3 June 2000, NEC announced that it has signed with Australia Japan Cable a Supply Contract for a submarine cable system between Australia and Japan, a system that, when completed in 3Q 2001, will connect Australia and Japan with designed bandwidth capacity of 640 gigabits per second. The contract value for the system amounts to around 350 million US dollars.
This Australia Japan Cable system stretches to 12,000km and will have landing points in Australia (Oxford Falls and Paddington), Guam (Tanguisson and Tumon Bay) and Japan (Shima and Maruyama). The ultimate capacity is designed to be 640Gbit/s, using Dense Wavelength Division Multiplex (DWDM) technology, which is equivalent to about 7,680,000 telephone lines - more than 500 times capacity than the then available from the East Coast of Australia to Japan.
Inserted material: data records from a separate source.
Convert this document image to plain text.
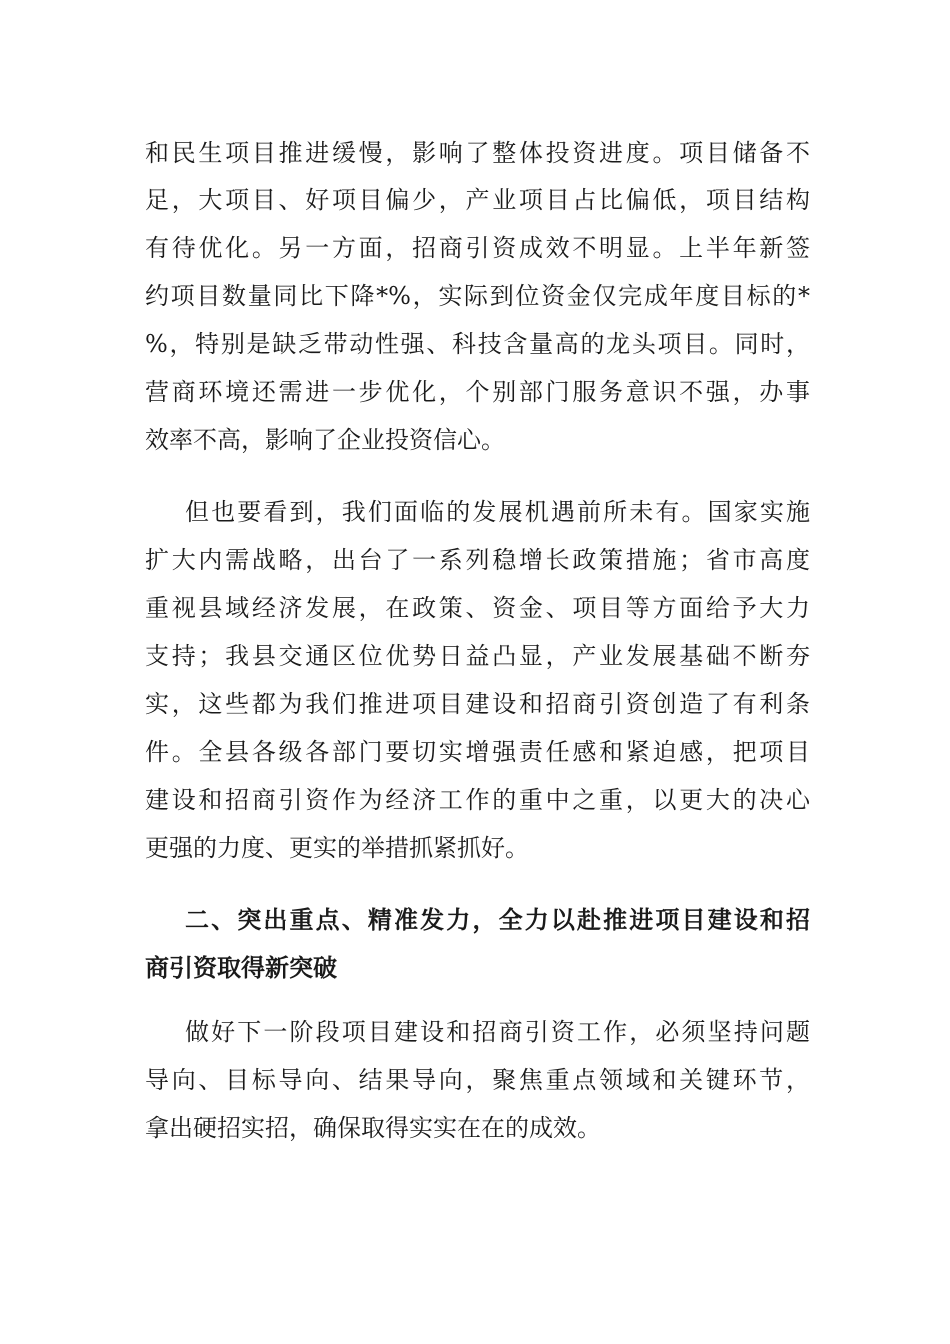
和民生项目推进缓慢，影响了整体投资进度。项目储备不
足，大项目、好项目偏少，产业项目占比偏低，项目结构
有待优化。另一方面，招商引资成效不明显。上半年新签
约项目数量同比下降*%，实际到位资金仅完成年度目标的*
%，特别是缺乏带动性强、科技含量高的龙头项目。同时，
营商环境还需进一步优化，个别部门服务意识不强，办事
效率不高，影响了企业投资信心。
但也要看到，我们面临的发展机遇前所未有。国家实施
扩大内需战略，出台了一系列稳增长政策措施；省市高度
重视县域经济发展，在政策、资金、项目等方面给予大力
支持；我县交通区位优势日益凸显，产业发展基础不断夯
实，这些都为我们推进项目建设和招商引资创造了有利条
件。全县各级各部门要切实增强责任感和紧迫感，把项目
建设和招商引资作为经济工作的重中之重，以更大的决心
更强的力度、更实的举措抓紧抓好。
二、突出重点、精准发力，全力以赴推进项目建设和招
商引资取得新突破
做好下一阶段项目建设和招商引资工作，必须坚持问题
导向、目标导向、结果导向，聚焦重点领域和关键环节，
拿出硬招实招，确保取得实实在在的成效。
Australia-Japan Cable Limited (AJC) has progressed in its plans to build a submarine fibre optic cable to carry data and voice traffic between Japan and Australia. The build will follow a series of cable rollouts contributing to a new "Asia-centric" worldwide network, bypassing the U.S. strangle-hold on international traffic tarrifs. AJC has signed a AUS $924.3 million (US $556.7 million) project finance facility with a group of international banks. The company said general syndication would be launched in mid-July
In the Northern Hemisphere, the North American, Asian and European continents are linked by a high capacity, low cost, global information highway. Australia has the potential to be directly connected to this information highway via the proposed 12,700 km Australia Japan Cable," said a company representative, "The cable architecture is planned to ensure that customer demands for voice, high speed data and multimedia service capacity are met at globally competitive prices.
Initial construction work has begun, with a cable marine survey on the Japan-Guam leg of the system complete. Overall construction is scheduled to be complete and operational in the third quarter, 2001.